Condition-Specific Parameters

As discussed in this extended tutorial, sometimes a subset of the model parameters to estimate have different values across experimental/simulation conditions. For such models, runtime can drastically improve by setting split_over_conditions=true when creating a PEtabODEProblem. This example explores this option in more detail, and it assumes that that you are familiar with condition-specific parameters in PEtab (see this tutorial) and with the gradient methods in PEtab.jl (see this page).

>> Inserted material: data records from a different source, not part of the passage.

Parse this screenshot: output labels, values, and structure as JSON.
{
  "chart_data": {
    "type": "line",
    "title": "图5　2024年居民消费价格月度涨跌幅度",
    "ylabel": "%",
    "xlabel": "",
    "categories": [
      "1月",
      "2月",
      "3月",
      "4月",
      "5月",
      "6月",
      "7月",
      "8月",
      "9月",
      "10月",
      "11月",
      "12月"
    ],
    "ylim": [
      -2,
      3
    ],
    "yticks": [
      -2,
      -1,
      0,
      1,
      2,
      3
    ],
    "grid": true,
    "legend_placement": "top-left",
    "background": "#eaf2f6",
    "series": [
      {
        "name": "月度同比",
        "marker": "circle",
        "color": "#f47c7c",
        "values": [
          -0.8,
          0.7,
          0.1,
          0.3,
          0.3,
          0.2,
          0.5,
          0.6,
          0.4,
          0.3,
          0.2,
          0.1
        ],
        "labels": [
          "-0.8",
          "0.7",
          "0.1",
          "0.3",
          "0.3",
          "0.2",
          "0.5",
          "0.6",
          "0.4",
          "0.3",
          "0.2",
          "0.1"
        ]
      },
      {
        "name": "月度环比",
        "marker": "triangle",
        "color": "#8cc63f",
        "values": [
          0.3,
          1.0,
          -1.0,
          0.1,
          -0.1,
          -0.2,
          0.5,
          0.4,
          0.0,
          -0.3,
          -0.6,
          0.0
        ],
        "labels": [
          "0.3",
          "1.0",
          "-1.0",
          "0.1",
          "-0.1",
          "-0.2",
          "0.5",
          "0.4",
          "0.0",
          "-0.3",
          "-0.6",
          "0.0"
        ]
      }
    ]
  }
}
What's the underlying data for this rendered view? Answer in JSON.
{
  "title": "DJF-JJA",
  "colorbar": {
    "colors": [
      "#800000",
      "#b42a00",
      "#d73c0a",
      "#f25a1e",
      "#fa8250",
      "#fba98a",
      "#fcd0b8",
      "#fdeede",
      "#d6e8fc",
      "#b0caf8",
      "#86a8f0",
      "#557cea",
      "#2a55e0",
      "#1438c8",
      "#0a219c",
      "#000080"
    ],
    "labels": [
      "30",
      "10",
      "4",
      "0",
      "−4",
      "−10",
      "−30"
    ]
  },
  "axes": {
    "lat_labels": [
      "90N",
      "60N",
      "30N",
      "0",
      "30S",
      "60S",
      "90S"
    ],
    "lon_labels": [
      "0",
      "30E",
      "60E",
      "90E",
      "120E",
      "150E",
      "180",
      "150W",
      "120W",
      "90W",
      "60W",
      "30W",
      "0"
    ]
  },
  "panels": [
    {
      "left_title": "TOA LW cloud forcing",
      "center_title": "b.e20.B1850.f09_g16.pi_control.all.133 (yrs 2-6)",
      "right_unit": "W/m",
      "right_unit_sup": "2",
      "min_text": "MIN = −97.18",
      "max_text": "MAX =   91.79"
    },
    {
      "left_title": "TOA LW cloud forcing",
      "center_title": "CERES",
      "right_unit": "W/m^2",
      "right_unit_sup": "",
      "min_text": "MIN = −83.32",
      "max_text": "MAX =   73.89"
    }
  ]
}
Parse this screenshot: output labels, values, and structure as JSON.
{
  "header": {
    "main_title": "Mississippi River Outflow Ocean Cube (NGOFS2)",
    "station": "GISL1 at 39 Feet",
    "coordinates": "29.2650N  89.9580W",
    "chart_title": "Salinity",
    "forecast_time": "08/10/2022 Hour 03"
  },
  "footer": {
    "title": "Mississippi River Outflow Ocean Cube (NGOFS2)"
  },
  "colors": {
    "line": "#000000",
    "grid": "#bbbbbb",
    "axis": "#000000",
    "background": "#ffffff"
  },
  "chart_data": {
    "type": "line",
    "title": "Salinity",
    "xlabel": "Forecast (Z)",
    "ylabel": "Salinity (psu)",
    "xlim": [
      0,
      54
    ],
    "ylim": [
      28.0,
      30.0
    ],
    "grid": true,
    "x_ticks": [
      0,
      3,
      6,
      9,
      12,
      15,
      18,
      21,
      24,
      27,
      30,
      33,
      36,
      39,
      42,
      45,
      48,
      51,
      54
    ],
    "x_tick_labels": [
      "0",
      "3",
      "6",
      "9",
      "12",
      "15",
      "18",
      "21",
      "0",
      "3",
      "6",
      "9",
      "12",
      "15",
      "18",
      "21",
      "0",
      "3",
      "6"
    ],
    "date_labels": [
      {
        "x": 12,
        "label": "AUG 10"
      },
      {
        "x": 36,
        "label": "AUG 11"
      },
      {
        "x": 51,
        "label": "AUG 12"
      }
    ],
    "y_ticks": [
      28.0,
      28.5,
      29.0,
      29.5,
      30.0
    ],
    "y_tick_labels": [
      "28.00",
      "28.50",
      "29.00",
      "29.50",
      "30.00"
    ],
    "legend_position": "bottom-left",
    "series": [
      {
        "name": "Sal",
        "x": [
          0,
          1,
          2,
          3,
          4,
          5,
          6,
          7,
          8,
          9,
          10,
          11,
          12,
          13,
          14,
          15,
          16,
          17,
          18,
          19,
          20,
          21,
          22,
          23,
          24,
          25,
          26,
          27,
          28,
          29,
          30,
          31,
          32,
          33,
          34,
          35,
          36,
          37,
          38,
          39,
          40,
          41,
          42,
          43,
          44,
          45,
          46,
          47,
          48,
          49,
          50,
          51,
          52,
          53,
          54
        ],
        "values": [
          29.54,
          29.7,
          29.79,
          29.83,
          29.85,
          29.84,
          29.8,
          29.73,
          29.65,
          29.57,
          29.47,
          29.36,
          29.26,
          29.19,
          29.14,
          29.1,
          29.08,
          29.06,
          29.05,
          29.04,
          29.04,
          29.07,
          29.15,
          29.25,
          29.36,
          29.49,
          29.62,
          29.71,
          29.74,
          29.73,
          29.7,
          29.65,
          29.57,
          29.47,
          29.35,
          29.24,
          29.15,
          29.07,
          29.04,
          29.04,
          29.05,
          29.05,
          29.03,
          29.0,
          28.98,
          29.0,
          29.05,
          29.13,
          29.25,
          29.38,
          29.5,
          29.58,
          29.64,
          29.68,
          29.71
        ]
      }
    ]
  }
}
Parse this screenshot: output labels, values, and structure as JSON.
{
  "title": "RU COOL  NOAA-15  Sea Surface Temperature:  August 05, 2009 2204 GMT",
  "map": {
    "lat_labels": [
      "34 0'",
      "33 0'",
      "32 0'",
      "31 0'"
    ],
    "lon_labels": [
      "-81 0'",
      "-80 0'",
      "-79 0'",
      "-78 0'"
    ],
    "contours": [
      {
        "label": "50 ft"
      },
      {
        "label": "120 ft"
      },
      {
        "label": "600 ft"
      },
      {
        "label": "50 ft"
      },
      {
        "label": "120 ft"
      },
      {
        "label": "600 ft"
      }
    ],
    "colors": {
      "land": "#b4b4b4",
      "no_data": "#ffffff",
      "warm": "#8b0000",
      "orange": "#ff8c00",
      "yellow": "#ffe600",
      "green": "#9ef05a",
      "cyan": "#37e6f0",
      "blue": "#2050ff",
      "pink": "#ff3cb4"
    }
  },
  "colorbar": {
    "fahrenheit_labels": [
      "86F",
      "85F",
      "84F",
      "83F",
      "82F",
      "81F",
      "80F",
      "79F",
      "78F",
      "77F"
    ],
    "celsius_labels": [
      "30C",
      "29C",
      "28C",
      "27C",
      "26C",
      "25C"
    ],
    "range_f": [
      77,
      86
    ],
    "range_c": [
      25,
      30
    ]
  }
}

As a working example, we use a published signaling model referred to as the Beer model after the first author [24]. The Beer model is available in the PEtab standard format (a tutorial on importing problems in the standard format can be found here), and the PEtab files for this model can be downloaded from here. Given the problem YAML file, we can import the problem as:

using PEtab
path_yaml = joinpath(@__DIR__, "assets", "beer", "Beer_MolBioSystems2014.yaml")
model = PEtabModel(path_yaml)

Efficient Handling of Condition-Specific Parameters

The Beer problem is a small model with 4 species and 9 parameters in the ODE system, but there are 72 parameters to estimate. This is because most parameters are specific to a subset of simulation conditions. For example, cond1 has a parameter τ_cond1, and cond2 has τ_cond2, which map to the ODE model parameter τ, respectively. This can be seen by printing some model statistics:

using Catalyst
petab_prob = PEtabODEProblem(model)
println("Number of ODE model species = ", length(unknowns(model.sys)))
println("Number of ODE model parameters = ", length(parameters(model.sys)))
println("Number of parameters to estimate = ", length(petab_prob.xnames))
Number of ODE model species = 4
Number of ODE model parameters = 9
Number of parameters to estimate = 72

For small ODE models like the Beer model, the most efficient gradient method is gradient_method=:ForwardDiff, and it is often feasible to compute the Hessian using hessian_method=:ForwardDiff as well (see this page for details). Typically, with :ForwardDiff, PEtab.jl computes the gradient with a single call to ForwardDiff.gradient. However, for the Beer model, this approach is problematic because for each simulation condition, n forward passes are required to compute all derivatives, where n depends on the number of gradient parameters. Since many parameters only belong to a subset of conditions, actually only ni < n forward passes are needed for each condition. To this end, PEtab.jl provides the split_over_conditions=true keyword when building the PEtabODEProblem, which ensures that one ForwardDiff.gradient call is performed per simulation condition. Let us examine how this affects gradient runtime for the Beer model:

using Printf
petab_prob1 = PEtabODEProblem(model; split_over_conditions = true)
petab_prob2 = PEtabODEProblem(model; split_over_conditions = false)
x = get_x(petab_prob1)
g1, g2 = similar(x), similar(x)
b1 = @elapsed petab_prob1.grad!(g1, x)
b2 = @elapsed petab_prob2.grad!(g2, x)
@printf("Runtime split_over_conditions = true: %.2fs\n", b1)
@printf("Runtime split_over_conditions = false: %.2fs\n", b2)
Runtime split_over_conditions = true: 0.07s
Runtime split_over_conditions = false: 0.40s

For the Hessian, the difference in runtime is even larger:

h1, h2 = zeros(length(x), length(x)), zeros(length(x), length(x))
b1 = @elapsed petab_prob1.hess!(h1, x)
b2 = @elapsed petab_prob2.hess!(h2, x)
@printf("Runtime split_over_conditions = true: %.1fs\n", b1)
@printf("Runtime split_over_conditions = false: %.1fs\n", b2)
Runtime split_over_conditions = true: 0.6s
Runtime split_over_conditions = false: 25.7s

Given that split_over_conditions=true reduces runtime in the example above, a natural question is: why is it not the default option in PEtab.jl? This is because calling ForwardDiff.gradient for each simulation condition, instead of once for all conditions, introduces an overhead. Therefore, for models with none or very few condition-specific parameters, split_over_conditions=false is faster. Determining exactly how many condition-specific parameters are needed to make true the faster option is difficult. Currently, the default is to enable this option when the number of condition-specific parameters is at least twice the number of parameters to estimate in the ODE model. For the Beer model, this means split_over_conditions=true is set by default, but this is a rough heuristic. Therefore, for models like these, we recommend benchmarking the two configurations to determine which is fastest.

References

[24]
R. Beer, K. Herbst, N. Ignatiadis, I. Kats, L. Adlung, H. Meyer, D. Niopek, T. Christiansen, F. Georgi, N. Kurzawa and others. Creating functional engineered variants of the single-module non-ribosomal peptide synthetase IndC by T domain exchange. Molecular BioSystems 10, 1709–1718 (2014).